When fear rules…
By Mike Balzotti
…Stock markets crash, real estate values plunge. A self-fulfilling prophecy runs it’s course. For sure there are very real factors in the local, national and international markets that are cause for serious concern. In today’s real estate market a major correction in the post 2005 real estate boom is well underway. It is reinforced by the near collapse of credit markets where wholesale restructuring of a system run amuck will surely grab headlines for some time to come.
In listening to the experts in portfolio management the word is don’t panic. Panic selling will only guarantee that you’ll lose even more. Why? Because by cashing in your chips for fear of greater losses you’ll miss the inevitable pendulum swing back up. Savvy financial advisors site the historical ebb and flow of bull and bear markets, where sharp loses are inevitably followed by sharp gains. It is nearly impossible to second-guess the highs and lows—invariably, by the time you know which side of the equation you’re on, it’s too late. You missed it. The winning formula is staying the coarse with proper diversification, or so the experts say.
In real estate we see much the same dynamics. The feeding frenzy of 2005 was in hindsight the top of the market. However in 2006 and 2007, even as inventories of available homes began to skyrocket, sellers kept asking higher and higher prices. This resulted in buyers holding back until the perception fully shifted to a ‘buyers market’. The point is that the shear weight of unsold and rising inventory with fewer and fewer sales foretold that prices would have to adjust. And adjust they did and are.
Now what? Like the stock market, the crystal ball is murky and no one can predict when and where ‘the bottom’ will be.
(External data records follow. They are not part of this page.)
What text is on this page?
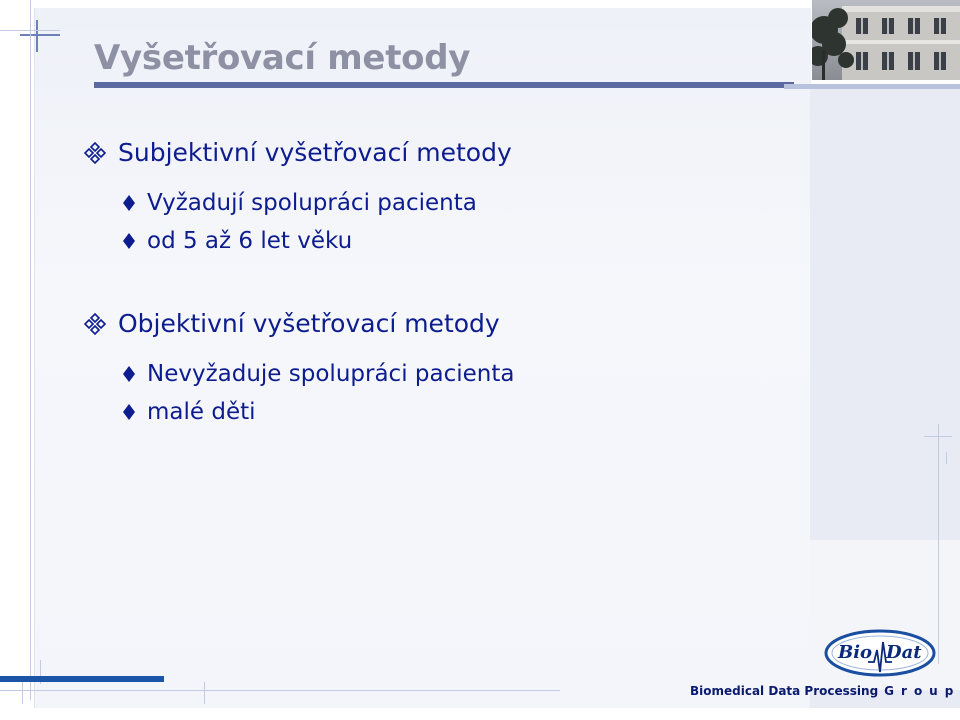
Vyšetřovací metody
Subjektivní vyšetřovací metody
Vyžadují spolupráci pacienta
od 5 až 6 let věku
Objektivní vyšetřovací metody
Nevyžaduje spolupráci pacienta
malé děti
Bio Dat
Biomedical Data Processing Group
However, we can site predictive trends. An emerging trend is that as home price have fallen, bargain hunters have come into the market and reversed slumping sales. In fact we see that sales have been trending up all year, tracking at about 2001 / 2002 levels (record years at the time). This inverse relationship between prices softening and sales increasing suggests a time of equilibrium in the not too distant future.
The equivalent of having a balanced stock investment portfolio in real estate is to buy location and buy long term. Historically the better locations hold value and appreciate better over time. The aforementioned leading indicator of the increasing pace of sales relative to the amount of inventory is something you can look at in specific markets and price points. In other words, when comparing similar properties in different locations, the shorter the average days on market at any given price point, the better the prospects for both buyers and sellers over time.
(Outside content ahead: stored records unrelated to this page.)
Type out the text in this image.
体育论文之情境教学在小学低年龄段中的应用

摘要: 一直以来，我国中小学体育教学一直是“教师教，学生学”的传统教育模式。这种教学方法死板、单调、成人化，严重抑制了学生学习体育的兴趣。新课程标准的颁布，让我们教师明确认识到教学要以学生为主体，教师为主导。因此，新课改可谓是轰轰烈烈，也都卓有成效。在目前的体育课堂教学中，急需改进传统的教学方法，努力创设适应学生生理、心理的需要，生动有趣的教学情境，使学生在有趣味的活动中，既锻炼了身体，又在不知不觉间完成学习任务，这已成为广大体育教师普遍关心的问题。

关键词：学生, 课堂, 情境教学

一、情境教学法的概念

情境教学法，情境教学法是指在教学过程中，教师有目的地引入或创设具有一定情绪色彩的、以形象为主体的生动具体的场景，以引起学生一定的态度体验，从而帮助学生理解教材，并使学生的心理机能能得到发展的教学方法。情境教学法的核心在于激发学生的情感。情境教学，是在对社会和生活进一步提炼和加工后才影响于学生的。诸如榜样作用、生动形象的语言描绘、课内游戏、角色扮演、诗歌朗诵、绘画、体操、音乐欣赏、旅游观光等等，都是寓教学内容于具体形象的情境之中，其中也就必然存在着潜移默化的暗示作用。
As to whether right now is the right time for YOU to buy (or sell) there can be no knee-jerk answer. Everyone’s situation is unique. However, the general rule is, again, like the stock market, history would strongly suggest you can buy with confidence if it’s at least a 3 to 5 year decision. History does tend to repeat itself.
Case in point—over the last 20 years we have seen real estate values increase an average of about 5% per year. The costs of purchasing and selling are about 10%. So, it takes at least 3 years of average appreciation to build additional equity even in ‘normal’ times. As to the question of whether buying now in a soft market may only see home values continue to erode, this is yet another reason why a buyer should be thinking it’s at least 3 to 5 year decision, maybe longer.
However, in spite of the downside risk, there are other compensating benefits to purchasing in today’s market—terrific selection, soft prices and historically low interest rates. For example, for every 1 percent increase in interest rates on an 80% mortgage, the effective cost of the property goes up about 8%. This is because of what the difference in payment would amortize.
Bottom line, fear need not rule. If you have a desire or need to purchase a home and plan on being in that home for at least several years you may well look back with that 20-20 hindsight and pat yourself on the back for making a very timely decision. On the other hand, if you are not in a position to stay the coarse you may do well sitting out this ‘correction’.